Dzisiaj Paul miał robić zakupy, ale wyręczyłam go. Poza tym chciałam przynajmniej na chwilę "odreagować" po wczorajszym.
Tak, odreagować próbę zgwałcenia, zakupami spożywczymi.
Uśmiechnęłam się lekko i nacisnęłam mocniej pedał gazu.
Jechałam już około piętnastu minut.
Nagle zauważyłam na poboczu znajomy samochód.

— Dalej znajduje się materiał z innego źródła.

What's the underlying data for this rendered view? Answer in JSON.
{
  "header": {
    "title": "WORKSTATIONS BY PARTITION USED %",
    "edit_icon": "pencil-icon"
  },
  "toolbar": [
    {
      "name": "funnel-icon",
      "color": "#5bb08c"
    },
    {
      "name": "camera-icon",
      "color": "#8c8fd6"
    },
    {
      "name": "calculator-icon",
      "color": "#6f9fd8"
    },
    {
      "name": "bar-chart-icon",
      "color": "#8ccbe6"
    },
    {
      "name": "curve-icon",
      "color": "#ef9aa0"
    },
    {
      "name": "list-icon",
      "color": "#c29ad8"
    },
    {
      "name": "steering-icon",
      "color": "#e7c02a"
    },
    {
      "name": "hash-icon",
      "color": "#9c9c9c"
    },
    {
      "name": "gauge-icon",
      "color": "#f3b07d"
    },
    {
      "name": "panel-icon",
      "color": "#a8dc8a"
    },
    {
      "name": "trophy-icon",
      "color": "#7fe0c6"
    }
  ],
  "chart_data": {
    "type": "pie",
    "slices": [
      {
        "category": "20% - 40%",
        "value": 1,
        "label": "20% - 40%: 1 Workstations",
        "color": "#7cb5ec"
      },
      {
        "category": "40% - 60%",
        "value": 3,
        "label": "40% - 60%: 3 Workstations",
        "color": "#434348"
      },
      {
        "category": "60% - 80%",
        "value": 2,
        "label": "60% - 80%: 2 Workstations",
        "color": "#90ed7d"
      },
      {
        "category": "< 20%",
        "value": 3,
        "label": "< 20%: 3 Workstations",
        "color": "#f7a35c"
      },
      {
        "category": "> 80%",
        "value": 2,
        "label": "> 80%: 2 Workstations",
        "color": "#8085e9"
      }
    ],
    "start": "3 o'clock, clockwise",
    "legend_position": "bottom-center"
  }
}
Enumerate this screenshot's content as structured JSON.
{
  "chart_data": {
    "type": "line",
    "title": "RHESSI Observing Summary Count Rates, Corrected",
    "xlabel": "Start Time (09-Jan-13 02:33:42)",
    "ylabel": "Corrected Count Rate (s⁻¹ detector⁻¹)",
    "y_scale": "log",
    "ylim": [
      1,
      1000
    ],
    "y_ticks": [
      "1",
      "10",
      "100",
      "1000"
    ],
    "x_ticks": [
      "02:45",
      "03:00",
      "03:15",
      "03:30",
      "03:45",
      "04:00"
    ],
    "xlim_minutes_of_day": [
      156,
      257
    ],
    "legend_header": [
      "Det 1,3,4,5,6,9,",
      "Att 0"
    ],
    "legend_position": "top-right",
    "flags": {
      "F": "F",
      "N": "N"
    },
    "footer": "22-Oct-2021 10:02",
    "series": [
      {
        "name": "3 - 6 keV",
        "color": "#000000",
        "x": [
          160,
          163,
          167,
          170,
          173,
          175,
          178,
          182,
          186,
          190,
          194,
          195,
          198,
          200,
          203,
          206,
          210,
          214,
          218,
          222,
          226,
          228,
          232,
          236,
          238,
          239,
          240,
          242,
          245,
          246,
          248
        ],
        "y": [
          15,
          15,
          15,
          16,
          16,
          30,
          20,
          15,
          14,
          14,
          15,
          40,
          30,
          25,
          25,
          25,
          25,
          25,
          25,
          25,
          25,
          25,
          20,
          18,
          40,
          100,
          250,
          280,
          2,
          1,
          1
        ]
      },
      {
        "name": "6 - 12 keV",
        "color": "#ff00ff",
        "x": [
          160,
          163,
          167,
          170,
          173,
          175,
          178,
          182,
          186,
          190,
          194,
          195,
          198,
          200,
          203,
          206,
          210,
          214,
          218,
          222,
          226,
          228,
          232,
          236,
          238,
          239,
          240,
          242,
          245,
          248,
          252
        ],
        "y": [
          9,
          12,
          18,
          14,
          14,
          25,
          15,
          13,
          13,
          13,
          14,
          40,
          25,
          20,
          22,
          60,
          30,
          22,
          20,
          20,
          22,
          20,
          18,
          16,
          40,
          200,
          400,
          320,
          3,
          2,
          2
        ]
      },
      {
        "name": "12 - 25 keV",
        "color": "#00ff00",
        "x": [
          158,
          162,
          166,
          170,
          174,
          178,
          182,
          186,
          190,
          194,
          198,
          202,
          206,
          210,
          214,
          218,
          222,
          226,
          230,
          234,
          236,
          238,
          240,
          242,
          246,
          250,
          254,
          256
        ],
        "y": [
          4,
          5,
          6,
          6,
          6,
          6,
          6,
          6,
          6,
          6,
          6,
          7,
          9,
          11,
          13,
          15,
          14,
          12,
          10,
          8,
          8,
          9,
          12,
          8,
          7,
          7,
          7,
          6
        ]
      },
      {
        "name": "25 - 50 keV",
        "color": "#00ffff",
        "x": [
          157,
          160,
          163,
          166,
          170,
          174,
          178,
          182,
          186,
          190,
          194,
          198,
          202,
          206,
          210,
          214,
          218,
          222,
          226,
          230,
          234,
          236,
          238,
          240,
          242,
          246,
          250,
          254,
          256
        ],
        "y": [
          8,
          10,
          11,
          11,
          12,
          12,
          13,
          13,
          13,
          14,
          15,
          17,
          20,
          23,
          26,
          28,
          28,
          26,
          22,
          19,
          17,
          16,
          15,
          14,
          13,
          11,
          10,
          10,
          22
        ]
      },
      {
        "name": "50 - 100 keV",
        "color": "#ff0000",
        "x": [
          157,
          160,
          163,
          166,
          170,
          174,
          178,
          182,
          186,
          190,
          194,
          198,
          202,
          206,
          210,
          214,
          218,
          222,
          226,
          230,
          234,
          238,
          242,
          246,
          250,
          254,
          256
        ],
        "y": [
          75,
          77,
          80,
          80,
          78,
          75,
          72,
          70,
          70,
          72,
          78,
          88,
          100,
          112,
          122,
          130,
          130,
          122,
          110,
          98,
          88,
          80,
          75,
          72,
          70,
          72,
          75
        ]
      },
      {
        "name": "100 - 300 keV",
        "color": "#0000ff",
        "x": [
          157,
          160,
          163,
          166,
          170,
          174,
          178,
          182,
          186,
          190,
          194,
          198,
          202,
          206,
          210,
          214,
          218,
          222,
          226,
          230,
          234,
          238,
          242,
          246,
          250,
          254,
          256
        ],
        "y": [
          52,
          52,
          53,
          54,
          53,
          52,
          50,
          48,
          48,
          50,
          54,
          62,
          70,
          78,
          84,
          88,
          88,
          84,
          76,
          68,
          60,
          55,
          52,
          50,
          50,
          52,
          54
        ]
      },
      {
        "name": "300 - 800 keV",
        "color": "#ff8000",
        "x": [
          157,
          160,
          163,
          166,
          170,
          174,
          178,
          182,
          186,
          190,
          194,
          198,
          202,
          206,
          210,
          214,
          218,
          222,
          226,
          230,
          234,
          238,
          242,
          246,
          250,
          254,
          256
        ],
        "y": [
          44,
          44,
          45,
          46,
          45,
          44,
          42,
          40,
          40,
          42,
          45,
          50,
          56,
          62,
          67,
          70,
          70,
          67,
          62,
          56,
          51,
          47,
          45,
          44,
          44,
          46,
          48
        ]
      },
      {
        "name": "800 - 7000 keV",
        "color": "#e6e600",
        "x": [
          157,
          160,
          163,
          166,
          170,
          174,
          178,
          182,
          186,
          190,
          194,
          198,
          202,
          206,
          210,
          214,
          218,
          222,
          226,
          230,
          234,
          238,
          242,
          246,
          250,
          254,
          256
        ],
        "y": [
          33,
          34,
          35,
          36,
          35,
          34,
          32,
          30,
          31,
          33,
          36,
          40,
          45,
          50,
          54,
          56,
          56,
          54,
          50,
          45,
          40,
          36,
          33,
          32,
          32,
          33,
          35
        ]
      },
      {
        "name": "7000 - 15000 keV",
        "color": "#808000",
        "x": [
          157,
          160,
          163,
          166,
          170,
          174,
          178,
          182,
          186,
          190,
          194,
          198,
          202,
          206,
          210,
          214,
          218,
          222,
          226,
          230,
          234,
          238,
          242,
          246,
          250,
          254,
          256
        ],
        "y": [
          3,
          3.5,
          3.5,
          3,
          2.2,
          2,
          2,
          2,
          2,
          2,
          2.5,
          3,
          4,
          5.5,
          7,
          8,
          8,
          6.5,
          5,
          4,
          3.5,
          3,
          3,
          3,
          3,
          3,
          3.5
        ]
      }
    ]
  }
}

Zmarszczyłam brwi i zjechałam na pobocze, niedaleko zaparkowanego auta. Wzięłam swojego iPhone'a i wyszłam z pojazdu. Zamknęłam go a telefon włożyłam do kieszeni moich jeansowych szortów. Po mojej lewej stronie stał wysoki, murowany budynek. Okolica wyglądała na starą, opuszczoną. Nawet rzadko przejeżdżało tędy auto. Rozglądnęłam się dookoła. Nikogo nie widziałam, żadnej latarni, żadnego samochodu. Odwróciłam się z powrotem na pięcie i ruszyłam przed siebie, uważnie wypatrując jakiejś drogi. Po chwili obok budynku spostrzegłam małą, wydreptaną ścieżkę. Stanęłam na chwilkę w miejscu. Nie wiedziałam czy tam iść. Nie wiem, co tam jest. Nigdy w tutaj czy nawet w okolicach tego "miasteczka" nie byłam. Nawet nie wiem jak ta miejscowość się nazywa. Jednak moja ciekawość zwyciężyła i już po chwili wędrowałam ścieżką.
Szłam już jakiś czas. W końcu przede mną spostrzegłam górkę usypaną z ziemi. Westchnęłam.
Podeszłam bliżej i zaczęłam po niej wchodzić.
Znalazłam się na górze.
Super.
Byłam cała brudna.
Zaczęłam otrzepywać swoje ubrania gdy nagle usłyszałam strzał. Natychmiastowo podniosłam głowę i zaczęłam się rozglądać. Bałam się, naprawdę się bałam.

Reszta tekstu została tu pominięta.